Not one but two modern-set interpretations of Persuasion are reviewed in the Christian Science Monitor. First up, Jane Austen in Scarsdale by Paula Marantz Cohen:
Paula Marantz Cohen is no Austen novice. Her “Jane Austen in Boca” offered one of the more delicious updates, setting “Pride and Prejudice” in a Florida retirement community. “Persuasion,” however, is more difficult to modernize. In 19th-century England, a young girl would have faced serious financial and social repercussions by going against her family’s wishes. In today’s America, the stakes just aren’t that high - making our heroine look either like a wishy-washy snob or a flat-out wimp.
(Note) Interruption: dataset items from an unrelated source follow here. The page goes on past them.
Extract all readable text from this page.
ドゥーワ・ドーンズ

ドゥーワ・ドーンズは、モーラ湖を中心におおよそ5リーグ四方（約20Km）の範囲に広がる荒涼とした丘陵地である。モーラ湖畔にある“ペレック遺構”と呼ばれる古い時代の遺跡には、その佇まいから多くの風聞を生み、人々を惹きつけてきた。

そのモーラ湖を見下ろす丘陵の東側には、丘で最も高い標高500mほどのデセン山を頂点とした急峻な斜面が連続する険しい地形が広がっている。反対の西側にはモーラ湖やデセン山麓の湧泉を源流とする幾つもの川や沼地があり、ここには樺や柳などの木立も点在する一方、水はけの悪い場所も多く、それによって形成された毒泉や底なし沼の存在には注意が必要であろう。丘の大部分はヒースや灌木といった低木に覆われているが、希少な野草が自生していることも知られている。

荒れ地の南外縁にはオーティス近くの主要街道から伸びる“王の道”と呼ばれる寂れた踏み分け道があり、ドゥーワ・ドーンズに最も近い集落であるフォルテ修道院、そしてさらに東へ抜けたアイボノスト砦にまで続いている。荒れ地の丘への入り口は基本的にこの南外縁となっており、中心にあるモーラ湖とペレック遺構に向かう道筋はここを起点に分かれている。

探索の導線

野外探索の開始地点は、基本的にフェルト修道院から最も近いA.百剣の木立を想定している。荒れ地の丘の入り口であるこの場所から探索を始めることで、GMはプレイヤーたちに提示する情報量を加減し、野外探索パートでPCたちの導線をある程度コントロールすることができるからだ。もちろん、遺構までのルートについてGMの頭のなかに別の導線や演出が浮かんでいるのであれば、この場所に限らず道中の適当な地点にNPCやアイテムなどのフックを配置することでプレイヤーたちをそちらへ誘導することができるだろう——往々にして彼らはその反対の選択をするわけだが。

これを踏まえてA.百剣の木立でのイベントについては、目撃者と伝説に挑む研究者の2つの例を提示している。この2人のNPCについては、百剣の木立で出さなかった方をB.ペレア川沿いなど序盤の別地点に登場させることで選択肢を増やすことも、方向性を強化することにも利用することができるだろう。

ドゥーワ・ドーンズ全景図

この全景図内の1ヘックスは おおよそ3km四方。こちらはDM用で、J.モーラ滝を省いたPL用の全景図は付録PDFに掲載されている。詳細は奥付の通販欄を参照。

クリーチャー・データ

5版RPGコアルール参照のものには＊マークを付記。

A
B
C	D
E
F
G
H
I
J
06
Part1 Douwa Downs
We are not so sure of that. You just have to drill down deep enough to get to the core of the story. The circumstances may change, but duty to family is universal. In the 19th century, it might be class snobbery that causes a breakup, but in the 21st century a heroine might break up with a fiancé because she feels duty-bound to take care of children or elderly parents…so many things. Imagination is everything!
(But really! No Mary? No Letter? Quelle dommage!)
Next up, we have The Family Fortune by Laurie Horowitz.
n an opposite twist from “Scarsdale,” “Fortune” is at its most uneven when Jane is at work running her literary magazine. When Jane comments that “by now, I was usually able to spot a story’s potential in the first paragraph, and certainly by the end of the first page,” and then starts to sing the praises of a cheap “West Side Story” knock-off, I snorted with laughter.
Um…a “cheap ‘West Side Story’ knockoff?” Isn’t West Side Story a knockoff of Romeo and Juliet?